Compatibility of the Fargues-Scholze and Gan-Takeda Local Langlands

TL;DR

This paper verifies the compatibility of the Fargues-Scholze local Langlands construction with the known Gan-Takeda correspondence for GSp4 and its inner form, using Shimura varieties and Galois representations.

Contribution

It extends compatibility results of the Fargues-Scholze construction to GSp4 and its inner form, employing Shimura variety cohomology and global Galois representations.

Findings

Confirmed compatibility of local Langlands parameters for GSp4 and its inner form.

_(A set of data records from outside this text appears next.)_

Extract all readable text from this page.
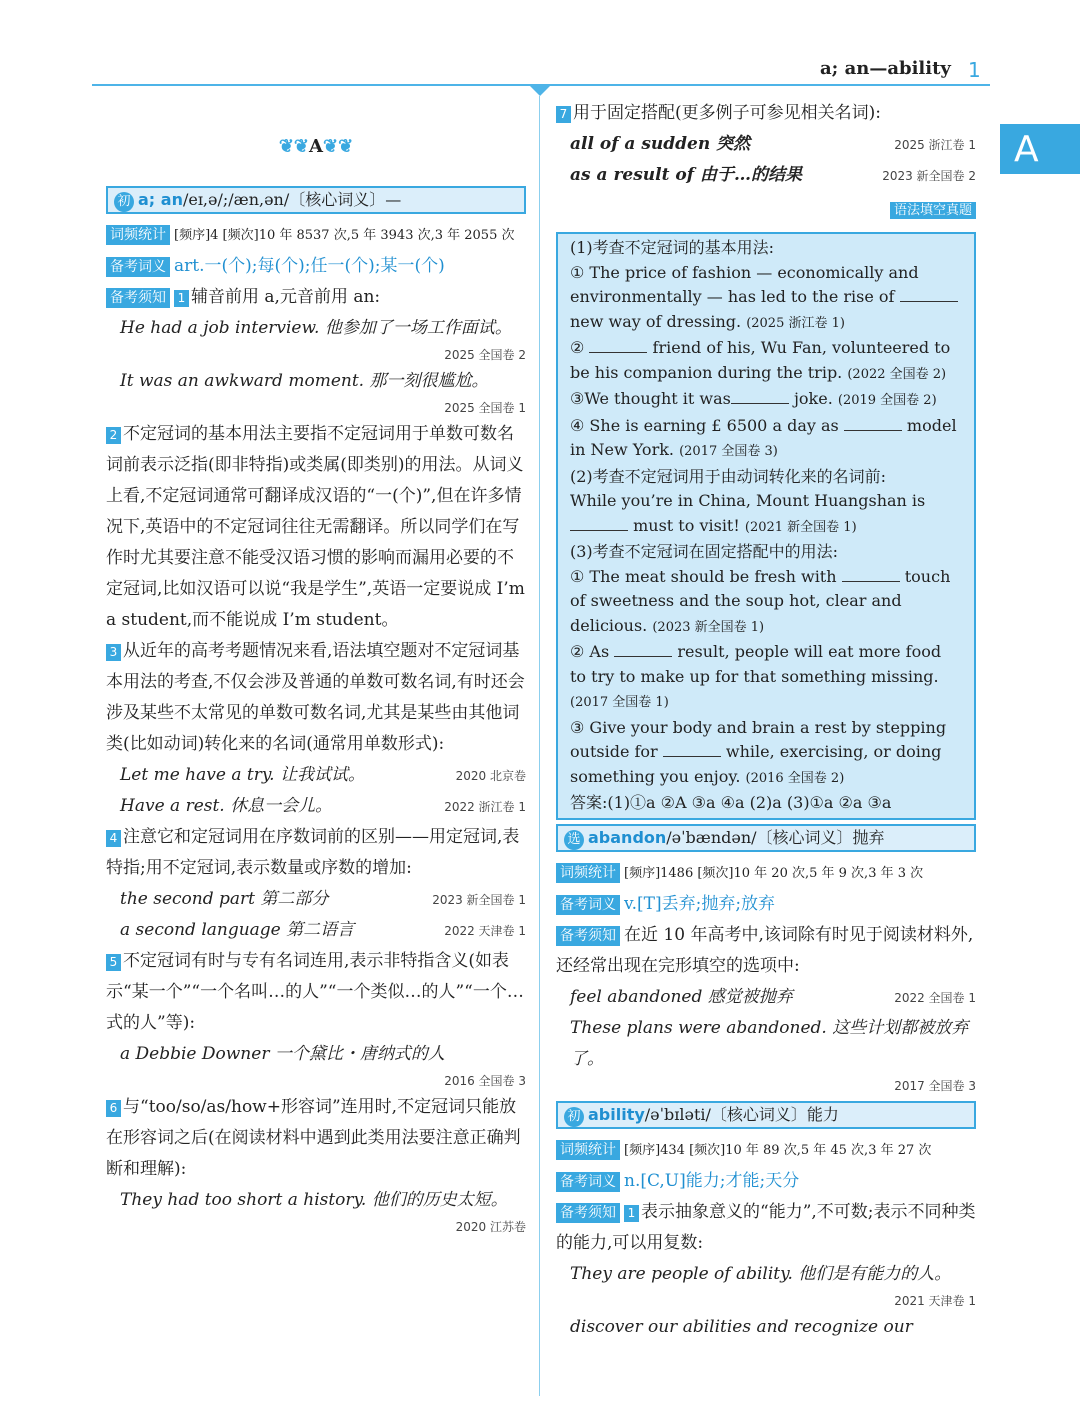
a; an—ability 1
A
❦❦ A ❦❦
初 a; an/eɪ,ə/;/æn,ən/〔核心词义〕—
词频统计 [频序]4 [频次]10 年 8537 次,5 年 3943 次,3 年 2055 次
备考词义 art.一(个);每(个);任一(个);某一(个)
备考须知 1 辅音前用 a,元音前用 an:
He had a job interview. 他参加了一场工作面试。
2025 全国卷 2
It was an awkward moment. 那一刻很尴尬。
2025 全国卷 1
2 不定冠词的基本用法主要指不定冠词用于单数可数名词前表示泛指(即非特指)或类属(即类别)的用法。从词义上看,不定冠词通常可翻译成汉语的“一(个)”,但在许多情况下,英语中的不定冠词往往无需翻译。所以同学们在写作时尤其要注意不能受汉语习惯的影响而漏用必要的不定冠词,比如汉语可以说“我是学生”,英语一定要说成 I’m a student,而不能说成 I’m student。
3 从近年的高考考题情况来看,语法填空题对不定冠词基本用法的考查,不仅会涉及普通的单数可数名词,有时还会涉及某些不太常见的单数可数名词,尤其是某些由其他词类(比如动词)转化来的名词(通常用单数形式):
Let me have a try. 让我试试。	2020 北京卷
Have a rest. 休息一会儿。	2022 浙江卷 1
4 注意它和定冠词用在序数词前的区别——用定冠词,表特指;用不定冠词,表示数量或序数的增加:
the second part 第二部分	2023 新全国卷 1
a second language 第二语言	2022 天津卷 1
5 不定冠词有时与专有名词连用,表示非特指含义(如表示“某一个”“一个名叫…的人”“一个类似…的人”“一个…式的人”等):
a Debbie Downer 一个黛比・唐纳式的人
2016 全国卷 3
6 与“too/so/as/how+形容词”连用时,不定冠词只能放在形容词之后(在阅读材料中遇到此类用法要注意正确判断和理解):
They had too short a history. 他们的历史太短。
2020 江苏卷
7 用于固定搭配(更多例子可参见相关名词):
all of a sudden 突然	2025 浙江卷 1
as a result of 由于…的结果	2023 新全国卷 2
语法填空真题
(1)考查不定冠词的基本用法:
① The price of fashion — economically and environmentally — has led to the rise of new way of dressing. (2025 浙江卷 1)
②	friend of his, Wu Fan, volunteered to be his companion during the trip. (2022 全国卷 2)
③We thought it was	joke. (2019 全国卷 2)
④ She is earning £ 6500 a day as	model in New York. (2017 全国卷 3)
(2)考查不定冠词用于由动词转化来的名词前:
While you’re in China, Mount Huangshan is  must to visit! (2021 新全国卷 1)
(3)考查不定冠词在固定搭配中的用法:
① The meat should be fresh with	touch of sweetness and the soup hot, clear and delicious. (2023 新全国卷 1)
② As	result, people will eat more food to try to make up for that something missing. (2017 全国卷 1)
③ Give your body and brain a rest by stepping outside for	while, exercising, or doing something you enjoy. (2016 全国卷 2)
答案:(1)①a ②A ③a ④a (2)a (3)①a ②a ③a
选 abandon/əˈbændən/〔核心词义〕抛弃
词频统计 [频序]1486 [频次]10 年 20 次,5 年 9 次,3 年 3 次
备考词义 v.[T]丢弃;抛弃;放弃
备考须知 在近 10 年高考中,该词除有时见于阅读材料外,还经常出现在完形填空的选项中:
feel abandoned 感觉被抛弃	2022 全国卷 1
These plans were abandoned. 这些计划都被放弃了。
2017 全国卷 3
初 ability/əˈbɪləti/〔核心词义〕能力
词频统计 [频序]434 [频次]10 年 89 次,5 年 45 次,3 年 27 次
备考词义 n.[C,U]能力;才能;天分
备考须知 1 表示抽象意义的“能力”,不可数;表示不同种类的能力,可以用复数:
They are people of ability. 他们是有能力的人。
2021 天津卷 1
discover our abilities and recognize our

Described the Weil group action on Shimura variety cohomology.

Verified a strong form of the Kottwitz conjecture in this context.

Abstract

Given a prime $p$, a finite extension $L/\mathbb{Q}_{p}$, a connected $p$-adic reductive group $G/L$, and a smooth irreducible representation $\pi$ of $G(L)$, Fargues-Scholze recently attached a semisimple Weil parameter to such $\pi$, giving a general candidate for the local Langlands correspondence. It is natural to ask whether this construction is compatible with known instances of the correspondence after semisimplification. For $G = \mathrm{GL}_{n}$ and its inner forms, Fargues-Scholze and Hansen-Kaletha-Weinstein showed that the correspondence is compatible with the correspondence of Harris-Taylor/Henniart. We verify a similar compatibility for $G = \mathrm{GSp}_{4}$ and its unique non-split inner form $G = \mathrm{GU}_{2}(D)$, where $D$ is the quaternion division algebra over $L$, assuming that $L/\mathbb{Q}_{p}$ is unramified and $p > 2$. In this case, the local Langlands correspondence has been constructed by Gan-Takeda and Gan-Tantono. Analogous to the case of $\mathrm{GL}_{n}$ and its inner forms, this compatibility is proven by describing the Weil group action on the cohomology of a local Shimura variety associated to $\mathrm{GSp}_{4}$, using basic uniformization of abelian type Shimura varieties due to Shen, combined with various global results of Kret-Shin and Sorensen on Galois representations in the cohomology of global Shimura varieties associated to inner forms of $\mathrm{GSp}_{4}$ over a totally real field. After showing the parameters are the same, we apply some ideas from the geometry of the Fargues-Scholze construction explored recently by Hansen, to give a more precise description of the cohomology of this local Shimura variety, verifying a strong form of the Kottwitz conjecture in the process.